If you like the idea of having a debit card connected to your app, Cash App might be your new favorite spending tool! Once you download the app, all you have to do is tap the “Cash Card” option and order it. The card is completely free and accessible to anyone over the age of 18. Not only does it pull from your Cash App balance, but you can also connect your Apple Pay and Google Pay accounts to it, as well. The Cash Card can be used anywhere that a Visa is accepted, so it can be a saving grace when traveling abroad. Not to mention that the Cash App allows users to buy and exchange Bitcoin, too!

Unlike Venmo, Cash App does not offer any social aspects. However, one thing they share is the processing fee that they attach to any credit card transaction.
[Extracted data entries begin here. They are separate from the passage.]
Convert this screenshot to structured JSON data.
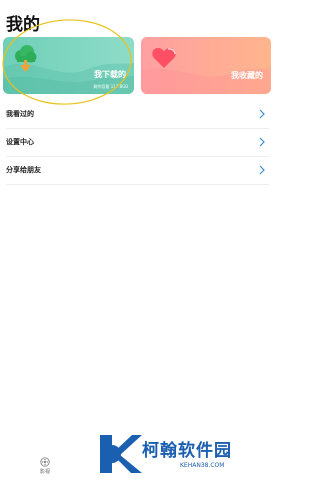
{
  "header": {
    "title": "我的"
  },
  "cards": {
    "downloads": {
      "label": "我下载的",
      "storage": "剩余容量 117.8GB"
    },
    "favorites": {
      "label": "我收藏的"
    }
  },
  "menu": {
    "items": [
      {
        "label": "我看过的"
      },
      {
        "label": "设置中心"
      },
      {
        "label": "分享给朋友"
      }
    ]
  },
  "bottom_nav": {
    "tab_label": "影视"
  },
  "watermark": {
    "name": "柯翰软件园",
    "domain": "KEHAN38.COM"
  },
  "colors": {
    "downloads_card": "#7fd6c0",
    "favorites_card": "#ffa99a",
    "annotation": "#e8c21a",
    "chevron": "#3a8fd6",
    "watermark": "#1b5fb0"
  }
}
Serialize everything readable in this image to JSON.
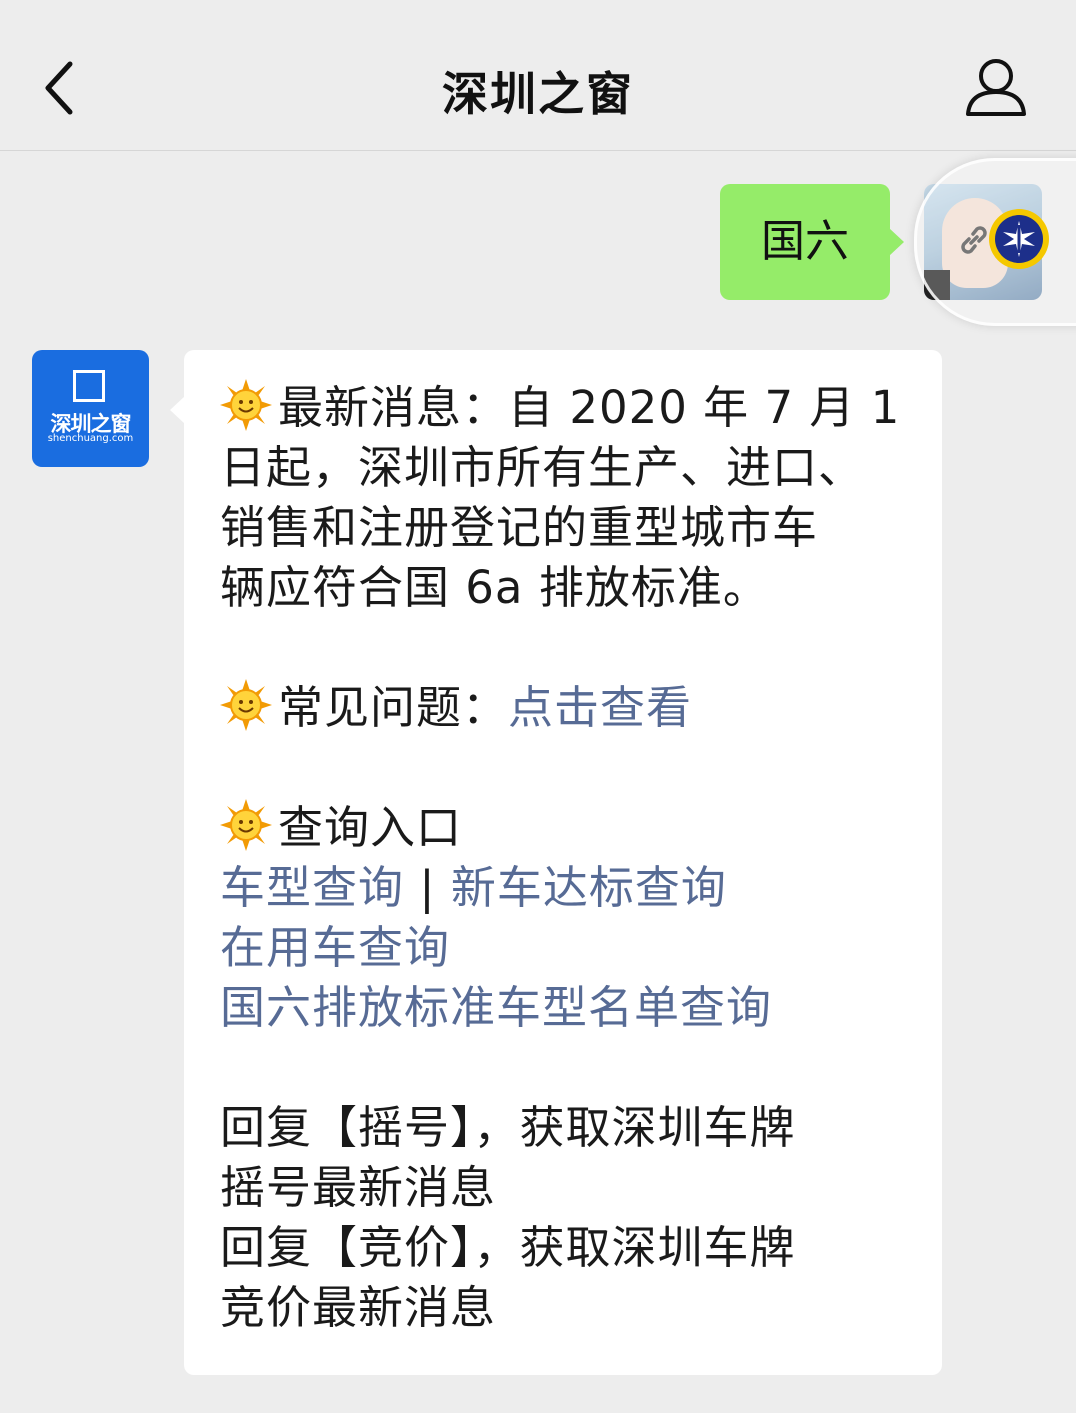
{
  "header": {
    "title": "深圳之窗"
  },
  "sent_message": {
    "text": "国六"
  },
  "bot": {
    "logo_name": "深圳之窗",
    "logo_url": "shenchuang.com"
  },
  "received_message": {
    "news_label": "最新消息：",
    "news_lines": [
      "自 2020 年 7 月 1",
      "日起，深圳市所有生产、进口、",
      "销售和注册登记的重型城市车",
      "辆应符合国 6a 排放标准。"
    ],
    "faq_label": "常见问题：",
    "faq_link": "点击查看",
    "query_label": "查询入口",
    "query_link_1": "车型查询",
    "separator": "|",
    "query_link_2": "新车达标查询",
    "query_link_3": "在用车查询",
    "query_link_4": "国六排放标准车型名单查询",
    "reply_lines": [
      "回复【摇号】，获取深圳车牌",
      "摇号最新消息",
      "回复【竞价】，获取深圳车牌",
      "竞价最新消息"
    ]
  },
  "icons": [
    "back-chevron-icon",
    "profile-icon",
    "link-icon",
    "badge-icon",
    "sun-emoji-icon"
  ],
  "colors": {
    "background": "#ededed",
    "sent_bubble": "#95ec69",
    "received_bubble": "#ffffff",
    "link": "#576b95",
    "bot_avatar": "#1a6de0"
  }
}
Another downside to using Cash App is that the maximum transfer amount is $7,500. So, even though this app is considered one of the more professional spending tools, it might not be ideal for big payments.

Zelle

Perhaps the most bank-friendly, Zelle is best used when connected to a participating bank.  The app will connect to any bank account, but the weekly transaction is limited to $500 if your account isn’t linked to a bank like Chase, Bank of America, Citi, U.S. Bank, or Wells Fargo. The list of participating banks continues to grow, and a perk is that you can experience same-day transfers and online payments straight to your bank account, unlike some other apps. Many users love the fact that Zelle doesn’t charge fees for sending or receiving money. So this is definitely the app to use if you like avoiding extra costs.

Unfortunately, Zelle can only be used if both the recipient and sender have access to Zelle through their bank accounts. Also, the app can only be attached to one bank account, and users cannot change it after creating their account.